Few people know that a federal judge in Charleston helped to lay the legal groundwork for national desegregation. Before the famous Supreme Court case Brown v. Board of Education overturned the infamous “separate but equal” doctrine that had been established during the late 19th century, several test cases in South Carolina challenged the constitutionality of segregated school districts. In fact, activists hoping to desegregate schools in South Carolina found an unlikely hero in Federal Judge Julius Waties Waring, scion of Charleston elites and son of a Confederate veteran. Waring became a radical voice in favor of desegregation in the 1940s during a time when few whites supported even a moderate stance on the issue. Waring’s decisions in several South Carolina test cases directly challenged the 1896 case of Plessy v. Ferguson, which allowed businesses to create separate facilities for blacks and whites. Significantly, his ruling in a 1951 case, Briggs v. Elliott, directly tackled the issue of school segregation in Clarendon County, S.C., ultimately creating the legal logic that the Supreme Court used to strike down school segregation nationwide in the Brown case in 1954.

Charleston reared some of the most influential leaders of the Civil Rights Movement, although they are often overlooked because they focused their reform efforts at the community level. In recent years, historians have begun to pay particular attention to the roles of women as “bridge leaders” in the movement — the ones who organized the marches, ran the voter registration drives, housed and fed the college kids who poured into the South to volunteer, and bailed them out of jail when they were arrested. Along with Clark, a teacher-turned-activist whose Citizenship Schools educated African-American women and men to become leaders in local civil rights struggles, many black women in Charleston were foot soldiers in the local freedom struggle long before the modern phase of the Civil Rights Movement began.
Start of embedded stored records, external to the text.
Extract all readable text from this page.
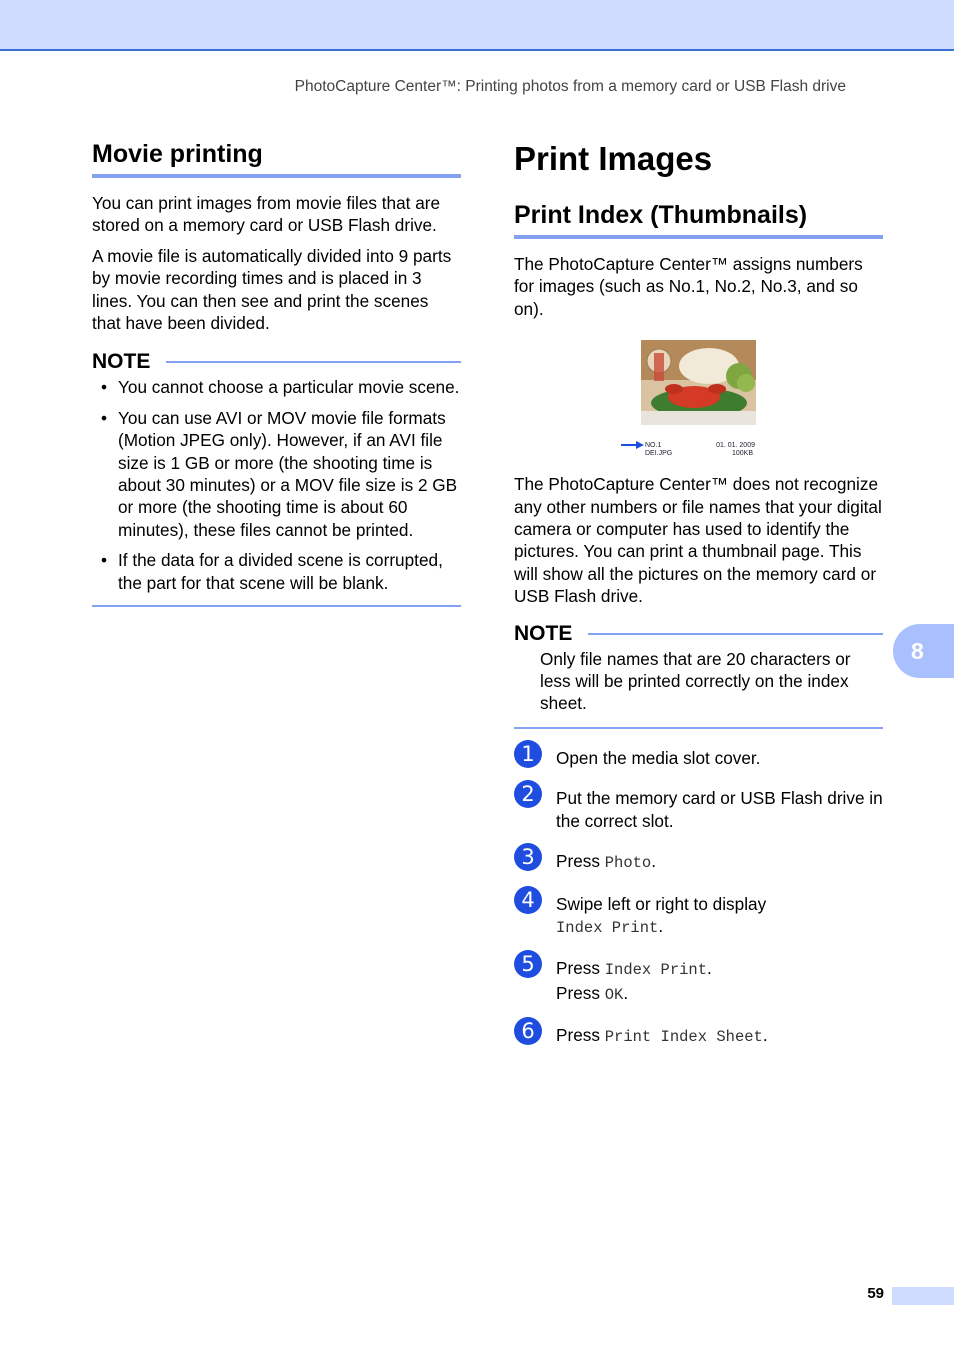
PhotoCapture Center™: Printing photos from a memory card or USB Flash drive
Movie printing

You can print images from movie files that are stored on a memory card or USB Flash drive.

A movie file is automatically divided into 9 parts by movie recording times and is placed in 3 lines. You can then see and print the scenes that have been divided.

NOTE
• You cannot choose a particular movie scene.
• You can use AVI or MOV movie file formats (Motion JPEG only). However, if an AVI file size is 1 GB or more (the shooting time is about 30 minutes) or a MOV file size is 2 GB or more (the shooting time is about 60 minutes), these files cannot be printed.
• If the data for a divided scene is corrupted, the part for that scene will be blank.
Print Images
Print Index (Thumbnails)

The PhotoCapture Center™ assigns numbers for images (such as No.1, No.2, No.3, and so on).

NO.1
DEI.JPG
01. 01. 2009
100KB

The PhotoCapture Center™ does not recognize any other numbers or file names that your digital camera or computer has used to identify the pictures. You can print a thumbnail page. This will show all the pictures on the memory card or USB Flash drive.

NOTE

Only file names that are 20 characters or less will be printed correctly on the index sheet.

1	Open the media slot cover.
2	Put the memory card or USB Flash drive in the correct slot.
3	Press Photo.
4	Swipe left or right to display
Index Print.
5	Press Index Print.
Press OK.
6	Press Print Index Sheet.
8
59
Their legacy inspired similar work in a new generation of black women like Mary Moultrie, a 1960 graduate of Burke High School who led the MUSC hospital workers strike in 1969 against unfair treatment of African-American employees. Moultrie and her co-workers did not get the union they wanted, but hospital officials agreed to rehire employees fired for organizing and instituted new grievance procedures that the workers demanded.

All of these examples speak to Charleston’s progressive political tradition and exemplify the city’s deep tradition of civic activism. And despite Charleston’s reverence for Southern aristocracy, like every port city it has always been a diverse community of elites, working classes, and transients who shape its political and economic institutions in interesting and complex ways.

We’re doing right by that tradition today, for the most part. Present-day Charleston has a dynamic political scene that mixes college students, retirees, small business owners, and a large and vibrant LGBT community. Last month, the city came very close to electing the state’s first openly gay official in a contested election. Fittingly, the race was for a seat on the Charleston Water Commission, one of the greatest legacies of the city’s Progressive Era transformation. For a city steeped in history and nostalgia for the past, Charleston has always fostered an equally strong civic impulse to look forward and to embrace reform.